Their aim is to understand each person’s requirements and lifestyle so they can create the best treatment plan for them to help people carry out their daily tasks and with more confidence and independence. This may be through suggested changes to the person’s environment, whether that be at home, work or school, and may provide equipment which will help with some activities. This may also be through re-education and learning of new techniques of achieving tasks.

Occupational Therapy and handwriting

Handwriting requires a combination of many skills. When a child with handwriting difficulties is seen by an OT, the therapist needs to assess the level of functioning in the following areas.

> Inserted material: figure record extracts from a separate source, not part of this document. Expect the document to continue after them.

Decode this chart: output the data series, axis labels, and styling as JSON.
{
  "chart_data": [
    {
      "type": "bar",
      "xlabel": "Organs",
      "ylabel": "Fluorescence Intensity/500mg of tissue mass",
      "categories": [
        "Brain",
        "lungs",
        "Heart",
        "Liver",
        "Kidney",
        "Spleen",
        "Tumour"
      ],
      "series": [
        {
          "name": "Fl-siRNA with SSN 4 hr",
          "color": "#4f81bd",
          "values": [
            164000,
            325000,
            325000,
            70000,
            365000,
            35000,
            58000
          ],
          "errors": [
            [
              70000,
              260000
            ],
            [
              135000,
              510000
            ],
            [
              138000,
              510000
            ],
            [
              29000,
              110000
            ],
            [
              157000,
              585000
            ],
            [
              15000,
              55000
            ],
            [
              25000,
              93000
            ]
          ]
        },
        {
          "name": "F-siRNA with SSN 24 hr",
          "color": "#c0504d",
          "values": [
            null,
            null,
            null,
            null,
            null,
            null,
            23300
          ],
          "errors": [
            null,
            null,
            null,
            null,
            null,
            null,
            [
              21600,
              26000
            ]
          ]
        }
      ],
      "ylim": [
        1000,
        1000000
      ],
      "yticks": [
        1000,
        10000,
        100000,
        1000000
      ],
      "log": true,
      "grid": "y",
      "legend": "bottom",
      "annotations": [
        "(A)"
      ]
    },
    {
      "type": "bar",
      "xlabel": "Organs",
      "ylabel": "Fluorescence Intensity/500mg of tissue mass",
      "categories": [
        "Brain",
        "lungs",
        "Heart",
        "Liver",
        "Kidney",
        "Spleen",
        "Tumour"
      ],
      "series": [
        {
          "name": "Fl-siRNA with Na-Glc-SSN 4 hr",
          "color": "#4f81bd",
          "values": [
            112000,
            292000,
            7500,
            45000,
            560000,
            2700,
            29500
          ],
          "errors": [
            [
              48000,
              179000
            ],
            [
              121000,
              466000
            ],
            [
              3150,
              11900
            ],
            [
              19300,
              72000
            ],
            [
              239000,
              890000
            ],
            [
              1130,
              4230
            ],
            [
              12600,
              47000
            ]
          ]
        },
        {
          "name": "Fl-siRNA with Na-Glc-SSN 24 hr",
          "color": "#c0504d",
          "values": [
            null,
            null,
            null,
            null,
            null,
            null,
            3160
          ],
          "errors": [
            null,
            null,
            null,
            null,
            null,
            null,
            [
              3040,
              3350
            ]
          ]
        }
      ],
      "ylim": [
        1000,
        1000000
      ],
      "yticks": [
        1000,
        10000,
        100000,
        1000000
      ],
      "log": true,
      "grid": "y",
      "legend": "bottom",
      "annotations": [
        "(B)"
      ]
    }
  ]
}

  • Visual Motor Integration- hand to eye coordination.
  • Fine Motor Skills- hand dominance, bilateral and motor co-ordination, in-hand manipulation, functional pencil grip,
  • Gross Motor Skills- muscle tone, core strenth, hand, arm and shoulder strength.
  • Visual Perception- discrimination between numbers, letters and words that are similar, spacing between letters, placing the letters on the writing line and using margins correctly, identifying which letters have been formed completely, letter and number reversal.
  • Cognition- memory, language comprehension, concentration or specific learning difficulties e.g. spellings, problem solving and reasoning.
  • Sensory processing difficulties- tactile, visual or proprioception.
    If a child has difficulty with one of these skills, their overall writing performance may be weakened. As a consequence, a child may express an unwillingness to participate and may show a slow progression. A child’s school may observe a discrepancy between the quality of the child’s written work and verbal and cognitive abilities.